With trie, resident memory is 58% of IRST's smallest version and 21% of SRI's compact version. Simultaneously, trie CPU's use is 81% of IRST's fastest version and 84% of SRI's fast version. KenLM's probing hash table implementation goes even faster at the expense of using more memory. See http://kheafield.com/code/kenlm/benchmark/.

Binary format via mmap is supported. Run ./build_binary to make one then pass the binary file name to the appropriate Model constructor.

Platforms

murmur_hash.cc and bit_packing.hh perform unaligned reads and writes that make the code architecture-dependent.
It has been sucessfully tested on x86_64, x86, and PPC64.
ARM support is reportedly working, at least on the iphone.

Runs on Linux, OS X, Cygwin, and MinGW.

Hideo Okuma and Tomoyuki Yoshimura from NICT contributed ports to ARM and MinGW.

Compile-time configuration

There are a number of macros you can set on the g++ command line or in util/have.hh .

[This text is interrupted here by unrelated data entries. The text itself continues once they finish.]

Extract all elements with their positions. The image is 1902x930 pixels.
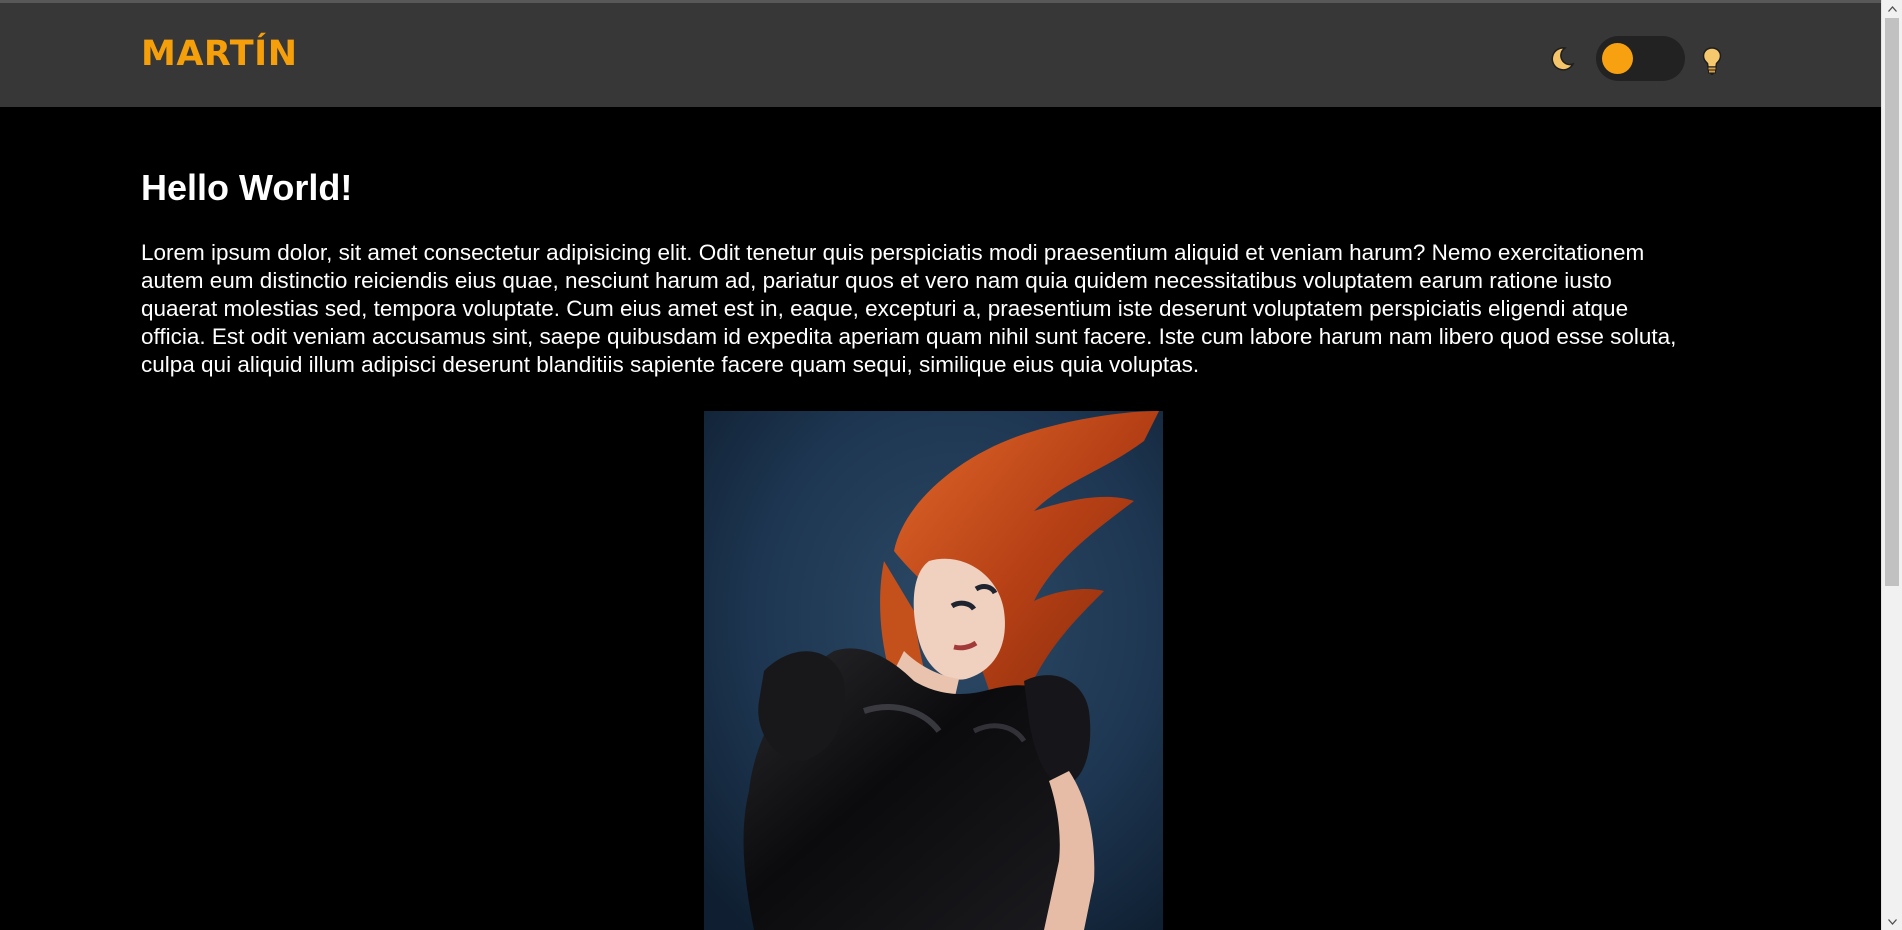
viewport: MARTÍN Hello World! Lorem ipsum dolor, s… [0, 0, 1881, 930]
scroll-down-arrow-icon[interactable] [1882, 913, 1902, 930]
hero-photo [704, 411, 1163, 930]
brand-logo[interactable]: MARTÍN [141, 32, 297, 76]
page-title: Hello World! [141, 167, 353, 208]
theme-toggle[interactable] [1596, 36, 1685, 81]
page: MARTÍN Hello World! Lorem ipsum dolor, s… [0, 0, 1902, 930]
body-paragraph: Lorem ipsum dolor, sit amet consectetur … [141, 240, 1677, 377]
toggle-knob [1602, 43, 1633, 74]
moon-icon [1551, 47, 1575, 71]
lightbulb-icon [1702, 47, 1722, 75]
main-content: Hello World! Lorem ipsum dolor, sit amet… [141, 107, 1681, 379]
portrait-image [704, 411, 1163, 930]
scrollbar-thumb[interactable] [1885, 18, 1899, 586]
scroll-up-arrow-icon[interactable] [1882, 0, 1902, 17]
navbar: MARTÍN [0, 3, 1881, 107]
vertical-scrollbar[interactable] [1881, 0, 1902, 930]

ARPA files can be read in compressed format with these options:

Note that these macros impact only read_compressed.cc and read_compressed_test.cc. The bjam build system will auto-detect bzip2 and xz support.

Decoder developers

Contributors

Contributions to KenLM are welcome. Please base your contributions on https://github.com/kpu/kenlm and send pull requests (or I might give you commit access). Downstream copies in Moses and cdec are maintained by overwriting them so do not make changes there.

Python module

Contributed by Victor Chahuneau.

Installation

pip install https://github.com/kpu/kenlm/archive/master.zip

Basic Usage

import kenlm
model = kenlm.LanguageModel('lm/test.arpa')
sentence = 'this is a sentence .'
print(model.score(sentence))

The name was Hieu Hoang's idea, not mine.